I then want to prove that $T$ admits QE if and only if for any quantifier-free formula $\phi(x,y_1,y_2,...,y_n)$ of $L$, there exists a quantifier-free formula $\psi(y_1,...,y_n)$ such that $$T \models  (\forall y_1,...,y_n)(\psi \iff(\exists x)\phi)$$.
I have proved the forward direction I think:
Suppose $T$ admits QE, and suppose $\phi(x,y_1,y_2,...,y_n)$ is a quantifier-free formula. Consider $\exists x\phi(x,y_1,y_2,...,y_n)$. Then as $T$ admits QE, $T \models  (\forall y_1,...,y_n)(\psi \iff(\exists x)\phi)$, where $\psi$ is quantifier free formula. I think this is simply by definitions. However, I do not know how to prove the converse, so any help would be hugely appreciated. Thank you.

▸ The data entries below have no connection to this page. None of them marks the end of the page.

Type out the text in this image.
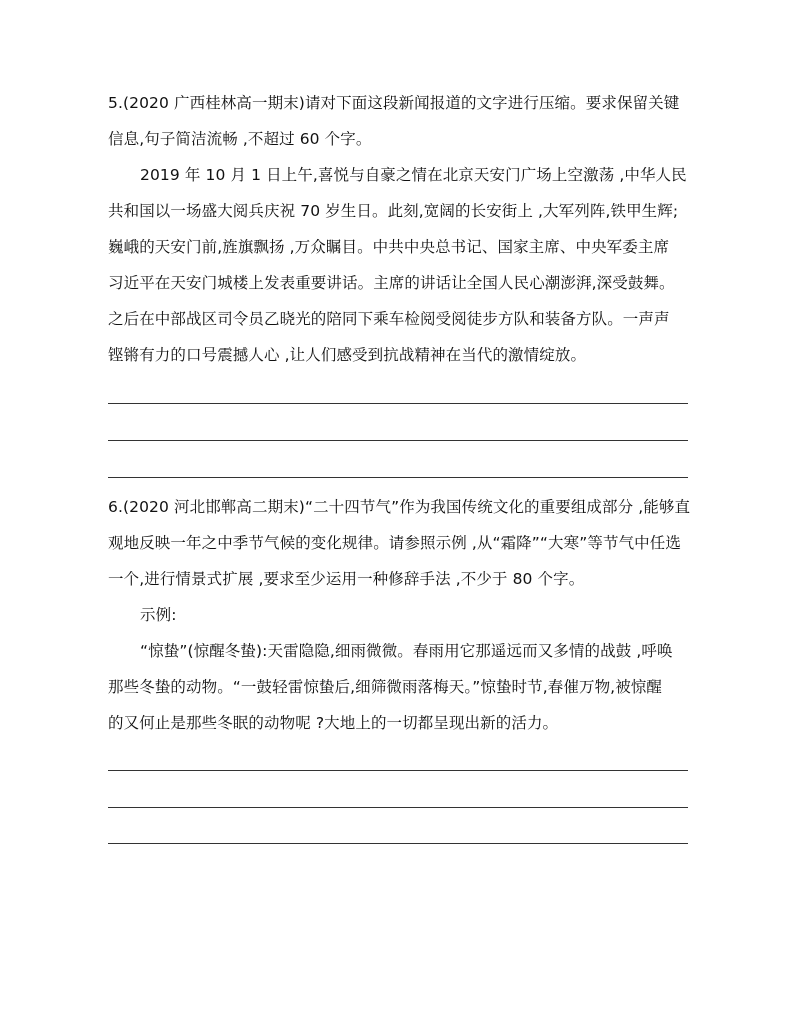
5.(2020 广西桂林高一期末)请对下面这段新闻报道的文字进行压缩。要求保留关键
信息,句子简洁流畅 ,不超过 60 个字。
2019 年 10 月 1 日上午,喜悦与自豪之情在北京天安门广场上空激荡 ,中华人民
共和国以一场盛大阅兵庆祝 70 岁生日。此刻,宽阔的长安街上 ,大军列阵,铁甲生辉;
巍峨的天安门前,旌旗飘扬 ,万众瞩目。中共中央总书记、国家主席、中央军委主席
习近平在天安门城楼上发表重要讲话。主席的讲话让全国人民心潮澎湃,深受鼓舞。
之后在中部战区司令员乙晓光的陪同下乘车检阅受阅徒步方队和装备方队。一声声
铿锵有力的口号震撼人心 ,让人们感受到抗战精神在当代的激情绽放。
6.(2020 河北邯郸高二期末)“二十四节气”作为我国传统文化的重要组成部分 ,能够直
观地反映一年之中季节气候的变化规律。请参照示例 ,从“霜降”“大寒”等节气中任选
一个,进行情景式扩展 ,要求至少运用一种修辞手法 ,不少于 80 个字。
示例:
“惊蛰”(惊醒冬蛰):天雷隐隐,细雨微微。春雨用它那遥远而又多情的战鼓 ,呼唤
那些冬蛰的动物。“一鼓轻雷惊蛰后,细筛微雨落梅天。”惊蛰时节,春催万物,被惊醒
的又何止是那些冬眠的动物呢 ?大地上的一切都呈现出新的活力。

 A: First note that for any formula $\phi(x)$ we have that $\forall x \phi(x)$ and $\neg \exists x \neg \phi(x)$ are equivalent.

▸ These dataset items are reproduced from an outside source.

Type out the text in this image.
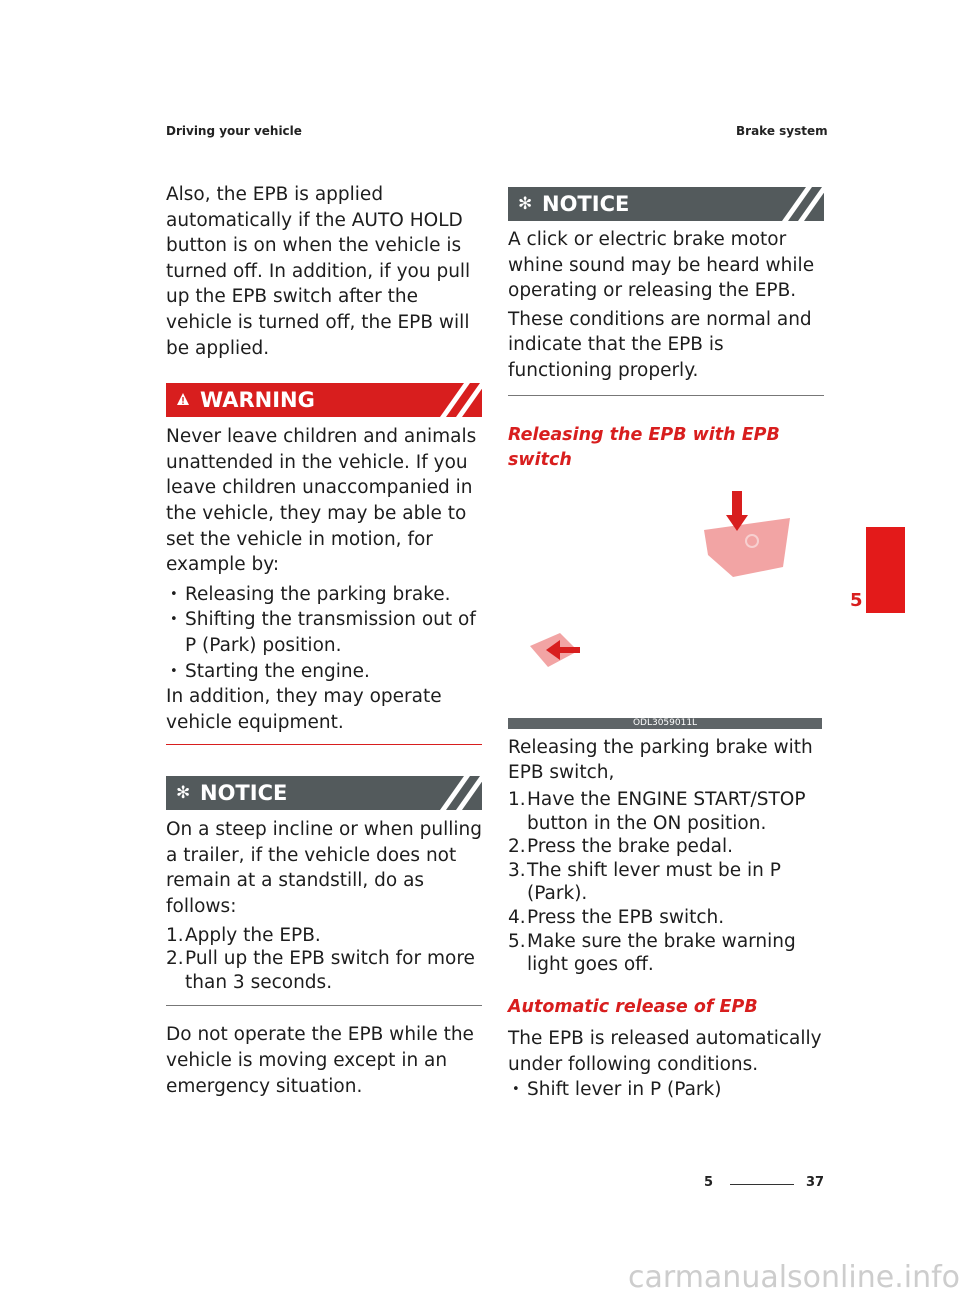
Driving your vehicle	Brake system

Also, the EPB is applied automatically if the AUTO HOLD button is on when the vehicle is turned off. In addition, if you pull up the EPB switch after the vehicle is turned off, the EPB will be applied.

WARNING

Never leave children and animals unattended in the vehicle. If you leave children unaccompanied in the vehicle, they may be able to set the vehicle in motion, for example by:

• Releasing the parking brake.
• Shifting the transmission out of P (Park) position.
• Starting the engine.

In addition, they may operate vehicle equipment.

✻ NOTICE

On a steep incline or when pulling a trailer, if the vehicle does not remain at a standstill, do as follows:

1. Apply the EPB.
2. Pull up the EPB switch for more than 3 seconds.

Do not operate the EPB while the vehicle is moving except in an emergency situation.

✻ NOTICE

A click or electric brake motor whine sound may be heard while operating or releasing the EPB.

These conditions are normal and indicate that the EPB is functioning properly.

Releasing the EPB with EPB switch
ODL3059011L

Releasing the parking brake with EPB switch,

1. Have the ENGINE START/STOP button in the ON position.
2. Press the brake pedal.
3. The shift lever must be in P (Park).
4. Press the EPB switch.
5. Make sure the brake warning light goes off.
Automatic release of EPB

The EPB is released automatically under following conditions.

• Shift lever in P (Park)
5
5	37
carmanualsonline.info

Let $\zeta(y_1, \ldots, y_n)$ be any formula. We prove by induction on the structure of $\zeta$ that it is equivalent to a quantifier-free formula (modulo $T$). By the above we may assume that the only quantifiers that appear in $\zeta$ are existential quantifiers. The base case, where $\zeta$ is atomic, is trivial. The induction step for the logical connectives ($\wedge$, $\vee$, $\neg$, $\to$, $\bot$) is also trivial. So we are left with the case where $\zeta$ is of the form $\exists x \phi(x, y_1, \ldots, y_n)$. By the induction hypothesis we may assume that $\phi(x, y_1, \ldots, y_n)$ is equivalent (modulo $T$) to a quantifier-free $\phi'(x, y_1, \ldots, y_n)$. Then by assumption there is quantifier-free $\psi(y_1, \ldots, y_n)$ that is equivalent (modulo $T$) to $\exists x \phi'(x, y_1, \ldots, y_n)$. Putting things together we get
$$
T \models \forall y_1 \ldots y_n(\psi(y_1, \ldots, y_n) \leftrightarrow \zeta(y_1, \ldots, y_n)),
$$
and so we conclude that $\zeta$ is indeed equivalent to a quantifier-free formula (modulo $T$). This completes the induction and thus the proof.